Well let's just say I have seen humans run very fast for 100m, but they just can't keep up that pace for long. And while crossing e.g. the mediterranean sea, it's kinda difficult to take a rest mid-way, with no trees and shrubs or land to land on in the middle of the sea, so the indurance to continue for weeks and thousands of kilometers twice every year without a compass or other external orientation tools simply cannot be inferred just by casually watching a bird fly across your head.
Plus, distant lands with vastly different climates were nothing the common man would see much of, and when all you have (or most of it, anyway) are tales and legends of strange lands in a galaxy far, far away, it's easier to imagine local birds spending their winter more like other, locally known animals (fish, bears, boars, frogs, deer, non-migratory birds, etc.) than travelling around the globe into lands of legend where the mere concept of winter in the central European sense and timing isn't even a thing.

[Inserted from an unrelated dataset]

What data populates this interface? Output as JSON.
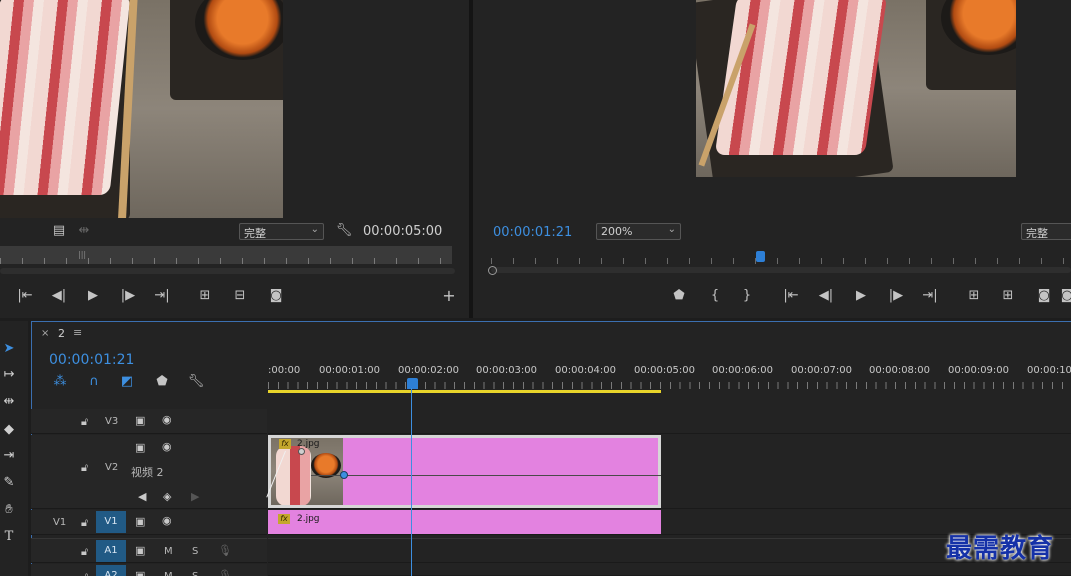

Last but not least: With some preparation/food/money a human can travel around the globe as well... but being well-adapted both to such long journeys and to living in completely different places and environments with different food sources, predators and other dangers... is quite impressive tbh. Migratory birds certainly spent some skill points on those things to allow them to do this successfully, because it's not a trivial feat.
One of many reasons why the Greek guy is called Errorstotle.

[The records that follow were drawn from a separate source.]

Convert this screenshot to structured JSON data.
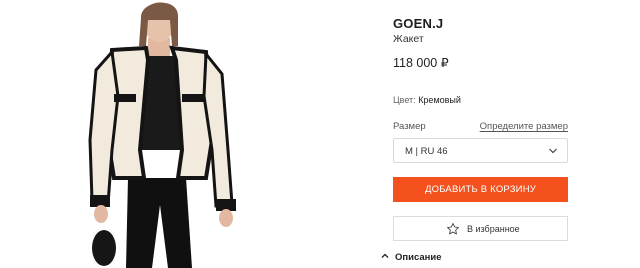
{
  "product": {
    "brand": "GOEN.J",
    "subtitle": "Жакет",
    "price": "118 000 ₽"
  },
  "color": {
    "label": "Цвет:",
    "value": "Кремовый"
  },
  "size": {
    "label": "Размер",
    "link": "Определите размер",
    "selected": "M | RU 46"
  },
  "actions": {
    "add_to_cart": "ДОБАВИТЬ В КОРЗИНУ",
    "favorite": "В избранное"
  },
  "description": {
    "label": "Описание"
  },
  "colors": {
    "accent": "#f4511e",
    "jacket": "#f2ebdd",
    "trim": "#141414"
  },
  "icons": {
    "size_dropdown": "chevron-down-icon",
    "favorite": "star-outline-icon",
    "description_toggle": "chevron-up-icon"
  }
}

If only everyone had been as critical of Aristotle as this king, some of Aristotle's insane ideas about slavery and abortion might have been avoided. I never knew about this until know, so thank you!
You should understand that American politics isn’t all that matters in fact it’s pretty unimportant
@@avus-kw2f213 Indeed, I'm not American and have never voted. Philosophy has a huge impact on what average people believe to be right and wrong, whether they recognise it or not, and most of Aristotle's impact seems to have been firmly negative.
@@EcclesiastesLiker-py5ts people get their morals from religion not philosophers You are obviously Greek
Finally an explanation of how the african swallow could carry a coconut to europe
Coby is a good guy. He unbanned me
If he had put chipper rings on a few thousand captured birds, he could have proved it.
my problem with this is twofold: first, by "scientific mind" you mean he was on the spectrum. if i was a medieval peasant and the emperor was rambling about stuff of no consequence to me i'd probably think "that makes sense" but wouldn't really care because it makes no difference to me. the next time i hear a bard talks about birds turning into deer, i would just go along with it, i wouldn't go "akshually..." even if i didn't believe it to be true. my first point then is that it is not that nobody believe him, but instead, that nobody cared. My second point is, what was his hypothesis? how did he test it? where's the data? making wild guesses and getting it right by chance isn't "science", so you should make sure to include the data the emperor collected and how he analyzed it next time!
Relying on earlier "authoritative" sources? Just what pseudo science does today.
Remember the idea that vaccines cause autism?
That was completely made up from a guy which degree was faked and revoked later.
While vaccines can cause problems, they are not the reason for autism.
European birds or African birds ?
Guy liked birbs
Halfknowledge spam
0:53
What it Whose????
2:25 cannot not same as can not :)
It was not for nothing that he was called Stupor Mundi
So Arab scholar and Aristotle knowledge did not count - ethnocentric behavior.
Thats not at all what I said, on the contrary I said the people of the middle east were far more knowledgeable about this than Europeans. So where are you getting that from?
To this day we still don't know where male birds be hiding their weiner
Ducks and running birds can extend them out of they cloaka.
While the other birds just change the surface of the cloaka a bit to allow a easier flow of the seamen.
Birds are literally build different.